La quatrième période commence en 1923 et s’achève en 1929. Jean-Richard Bloch est un des fondateurs de la revue Europe. Martinet va être un de ses collaborateurs jusqu’à ce qu’ils rompent tout lien avec les productions du Parti Communiste. Cette partie est riche en réflexion sur la littérature de l’époque. Les échanges entre Bloch et Martinet par fiches interposées portent sur les manuscrits arrivés aux éditions Rieder et notamment sur la littérature prolétarienne.
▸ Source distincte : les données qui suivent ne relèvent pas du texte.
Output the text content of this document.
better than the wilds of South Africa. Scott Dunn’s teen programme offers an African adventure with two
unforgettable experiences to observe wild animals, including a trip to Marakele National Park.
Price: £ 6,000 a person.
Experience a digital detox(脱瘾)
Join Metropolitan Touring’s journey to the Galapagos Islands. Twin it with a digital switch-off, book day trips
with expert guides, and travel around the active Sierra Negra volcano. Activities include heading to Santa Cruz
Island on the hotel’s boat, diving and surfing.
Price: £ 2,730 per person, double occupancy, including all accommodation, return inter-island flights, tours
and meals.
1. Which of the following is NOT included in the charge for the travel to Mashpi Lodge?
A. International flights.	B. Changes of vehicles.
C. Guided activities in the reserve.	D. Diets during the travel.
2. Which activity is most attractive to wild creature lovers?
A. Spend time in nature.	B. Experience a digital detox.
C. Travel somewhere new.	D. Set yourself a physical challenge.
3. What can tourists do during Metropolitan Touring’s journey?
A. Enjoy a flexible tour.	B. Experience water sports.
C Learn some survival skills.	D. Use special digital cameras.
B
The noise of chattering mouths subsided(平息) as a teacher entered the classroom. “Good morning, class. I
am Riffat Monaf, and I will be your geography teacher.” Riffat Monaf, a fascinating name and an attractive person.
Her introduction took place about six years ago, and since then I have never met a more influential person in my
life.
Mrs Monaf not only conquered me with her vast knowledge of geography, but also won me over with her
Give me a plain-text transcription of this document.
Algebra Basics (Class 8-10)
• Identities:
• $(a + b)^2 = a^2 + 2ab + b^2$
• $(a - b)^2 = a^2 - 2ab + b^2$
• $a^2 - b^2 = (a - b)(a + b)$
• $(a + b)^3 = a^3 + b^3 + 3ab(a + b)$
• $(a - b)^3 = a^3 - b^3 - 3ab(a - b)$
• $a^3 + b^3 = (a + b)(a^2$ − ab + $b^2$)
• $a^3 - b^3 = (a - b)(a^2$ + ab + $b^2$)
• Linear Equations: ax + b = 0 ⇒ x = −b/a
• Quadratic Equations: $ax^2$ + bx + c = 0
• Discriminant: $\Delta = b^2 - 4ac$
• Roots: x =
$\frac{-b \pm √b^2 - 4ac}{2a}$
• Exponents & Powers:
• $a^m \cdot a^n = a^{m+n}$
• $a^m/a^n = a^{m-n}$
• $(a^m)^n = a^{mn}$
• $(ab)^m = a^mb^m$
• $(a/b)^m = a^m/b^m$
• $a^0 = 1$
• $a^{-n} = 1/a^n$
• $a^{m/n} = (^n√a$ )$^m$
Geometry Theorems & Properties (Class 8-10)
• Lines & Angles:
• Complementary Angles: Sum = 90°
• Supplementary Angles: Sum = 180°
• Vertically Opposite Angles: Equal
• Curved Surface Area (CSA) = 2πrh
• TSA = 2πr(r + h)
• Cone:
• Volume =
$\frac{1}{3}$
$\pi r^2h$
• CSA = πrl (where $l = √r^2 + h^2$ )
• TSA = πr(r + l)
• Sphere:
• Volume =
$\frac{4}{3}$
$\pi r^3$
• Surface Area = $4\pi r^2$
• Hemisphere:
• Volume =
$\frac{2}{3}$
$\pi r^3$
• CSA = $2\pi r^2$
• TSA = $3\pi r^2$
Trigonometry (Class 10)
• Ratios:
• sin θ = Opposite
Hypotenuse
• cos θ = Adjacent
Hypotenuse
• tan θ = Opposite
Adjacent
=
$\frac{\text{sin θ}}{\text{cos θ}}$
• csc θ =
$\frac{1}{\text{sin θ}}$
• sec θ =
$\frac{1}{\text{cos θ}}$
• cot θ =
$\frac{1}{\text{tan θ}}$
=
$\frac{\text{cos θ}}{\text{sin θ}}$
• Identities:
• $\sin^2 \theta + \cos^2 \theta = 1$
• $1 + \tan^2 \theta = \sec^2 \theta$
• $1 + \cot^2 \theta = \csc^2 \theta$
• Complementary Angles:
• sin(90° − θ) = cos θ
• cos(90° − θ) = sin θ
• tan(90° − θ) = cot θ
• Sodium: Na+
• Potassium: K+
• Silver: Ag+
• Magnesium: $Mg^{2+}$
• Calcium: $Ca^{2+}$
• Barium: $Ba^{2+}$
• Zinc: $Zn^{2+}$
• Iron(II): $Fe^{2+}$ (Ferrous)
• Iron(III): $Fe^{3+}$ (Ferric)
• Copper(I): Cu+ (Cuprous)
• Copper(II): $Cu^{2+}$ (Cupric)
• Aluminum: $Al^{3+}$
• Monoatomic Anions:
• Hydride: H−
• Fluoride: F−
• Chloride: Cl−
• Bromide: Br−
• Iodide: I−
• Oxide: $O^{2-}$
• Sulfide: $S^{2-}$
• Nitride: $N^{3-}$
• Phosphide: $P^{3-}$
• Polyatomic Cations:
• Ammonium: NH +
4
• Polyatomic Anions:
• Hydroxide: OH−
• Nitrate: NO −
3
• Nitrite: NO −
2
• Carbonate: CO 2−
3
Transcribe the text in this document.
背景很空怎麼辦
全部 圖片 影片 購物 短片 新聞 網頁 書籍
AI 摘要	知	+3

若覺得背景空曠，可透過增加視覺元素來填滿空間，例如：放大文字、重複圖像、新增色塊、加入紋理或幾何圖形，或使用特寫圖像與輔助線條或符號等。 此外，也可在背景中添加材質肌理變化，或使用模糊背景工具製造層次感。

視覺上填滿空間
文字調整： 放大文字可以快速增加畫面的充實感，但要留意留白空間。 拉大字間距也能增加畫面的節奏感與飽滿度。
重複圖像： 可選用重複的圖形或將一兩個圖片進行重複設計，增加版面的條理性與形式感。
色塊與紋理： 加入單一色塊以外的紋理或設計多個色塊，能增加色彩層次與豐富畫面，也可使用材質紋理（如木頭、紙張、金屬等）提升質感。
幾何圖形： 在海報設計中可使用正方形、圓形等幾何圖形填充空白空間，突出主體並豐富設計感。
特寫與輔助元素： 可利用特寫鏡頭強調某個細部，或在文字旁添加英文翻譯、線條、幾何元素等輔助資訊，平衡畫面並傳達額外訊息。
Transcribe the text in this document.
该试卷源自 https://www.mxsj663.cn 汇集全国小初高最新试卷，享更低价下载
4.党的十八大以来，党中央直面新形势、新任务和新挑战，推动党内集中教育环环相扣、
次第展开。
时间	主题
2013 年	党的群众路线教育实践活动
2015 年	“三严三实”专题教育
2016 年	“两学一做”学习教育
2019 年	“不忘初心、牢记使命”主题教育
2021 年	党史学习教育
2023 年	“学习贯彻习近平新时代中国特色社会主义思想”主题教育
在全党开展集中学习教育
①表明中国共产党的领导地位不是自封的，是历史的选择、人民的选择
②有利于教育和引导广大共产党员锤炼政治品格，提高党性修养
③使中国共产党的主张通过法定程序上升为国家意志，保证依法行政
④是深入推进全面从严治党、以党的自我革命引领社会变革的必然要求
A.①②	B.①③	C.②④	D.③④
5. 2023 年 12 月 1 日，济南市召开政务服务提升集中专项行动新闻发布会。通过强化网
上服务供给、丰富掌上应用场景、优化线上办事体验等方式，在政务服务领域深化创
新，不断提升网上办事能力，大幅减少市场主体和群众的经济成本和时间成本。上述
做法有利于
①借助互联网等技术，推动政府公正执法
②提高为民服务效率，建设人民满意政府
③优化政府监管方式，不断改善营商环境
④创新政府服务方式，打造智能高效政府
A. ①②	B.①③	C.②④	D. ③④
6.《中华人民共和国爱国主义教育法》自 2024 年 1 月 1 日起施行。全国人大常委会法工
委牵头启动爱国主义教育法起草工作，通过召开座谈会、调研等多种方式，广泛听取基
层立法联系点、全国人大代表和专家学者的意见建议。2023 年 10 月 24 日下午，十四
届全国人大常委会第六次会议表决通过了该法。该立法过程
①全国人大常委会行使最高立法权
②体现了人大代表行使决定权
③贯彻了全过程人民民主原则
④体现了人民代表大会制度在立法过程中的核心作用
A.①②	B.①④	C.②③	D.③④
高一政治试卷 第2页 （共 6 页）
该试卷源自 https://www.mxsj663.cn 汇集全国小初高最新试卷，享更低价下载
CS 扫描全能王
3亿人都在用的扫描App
Bien que ce ne soit pas trop sensible encore derrière les débats enflammés sur la littérature, l’évolution des deux amis va les séparer, on le sent, Bloch devenant de plus en plus suiviste du parti communiste et Martinet de plus en plus critique à son égard.
En 1929 et 1930, la maladie devenue compagne incessante de Martinet s’aggrave encore. Ce n’est pourtant pas ce qui va séparer les deux écrivains. Bloch quittant la maison Rieder, Martinet devient le directeur des collections littéraires. Mais les conceptions de la réponse à apporter au fascisme et à ma montée du nazisme vont creuser les divergences qui ont leurs racines dans des choix anciens. Martinet reste fidèle au syndicalisme des Bourses, ce qu’on appelle, aussi, mais avec moins d’à propos, le syndicalisme révolutionnaire ; il reste en recherche des voies organisationnelles autonomes grâce auxquelles le prolétariat bâtira son émancipation. Bloch, son penchant intellectuel qui l’a tenu éloigné des problèmes concrets des luttes prolétariennes aidant, trouve de plus en plus dans le Parti Communiste une voie révolutionnaire ; il reste, toujours, dans la sphère des intellectuels où la logique des mots supplante, bien souvent, la raison sociale et la lucidité combattante de classe. En 1938, il adhérera au Parti Communiste, restant sourd aux critiques des révolutionnaires sur la dictature bureaucratique qui sévit en URSS. Dans l’avant dernière lettre (du 18/12/1934), faisant part de son voyage en URSS, Bloch écrit : « Quand au bobard : On ne vous a montré que ce qu’on a bien voulu ; aller regarder sous le décor est impossible à d’autres ! Nous n’avons plus vingt ans et nous avons des yeux pour regarder, des oreilles pour entendre, un esprit pour juger et un naturel scepticisme que les mises en garde préalables avaient aiguisé. D’ailleurs, ce n’est encore qu’une prise de contact. Je reviens l’an prochain. »
Cette dernière période, qui s’arrête au 6 novembre 1935, offre peu d’échanges ; des lettres de Martinet auraient-elles été perdues ? Ce n’est pas impossible mais ce n’est pas la seule raison. En 1919, la divergence sur le nationalisme et le patriotisme avait été surmontée parce que la révolution bolchevique avait levé un espoir dans les rangs révolutionnaires de tous horizons. La dépense d’énergie pour construire cette alternative à la social-démocratie avait certainement aidé à ce que le lien affectif l’emportât sur le fond politique. Vingt ans plus tard, Martinet comprend probablement que l’évolution divergente est trop importante pour pouvoir être rattrapée par les liens de l’amitié. C’est une de ces défaites supplémentaires dont il s’interdit de taire le nom par une victoire de l’amitié.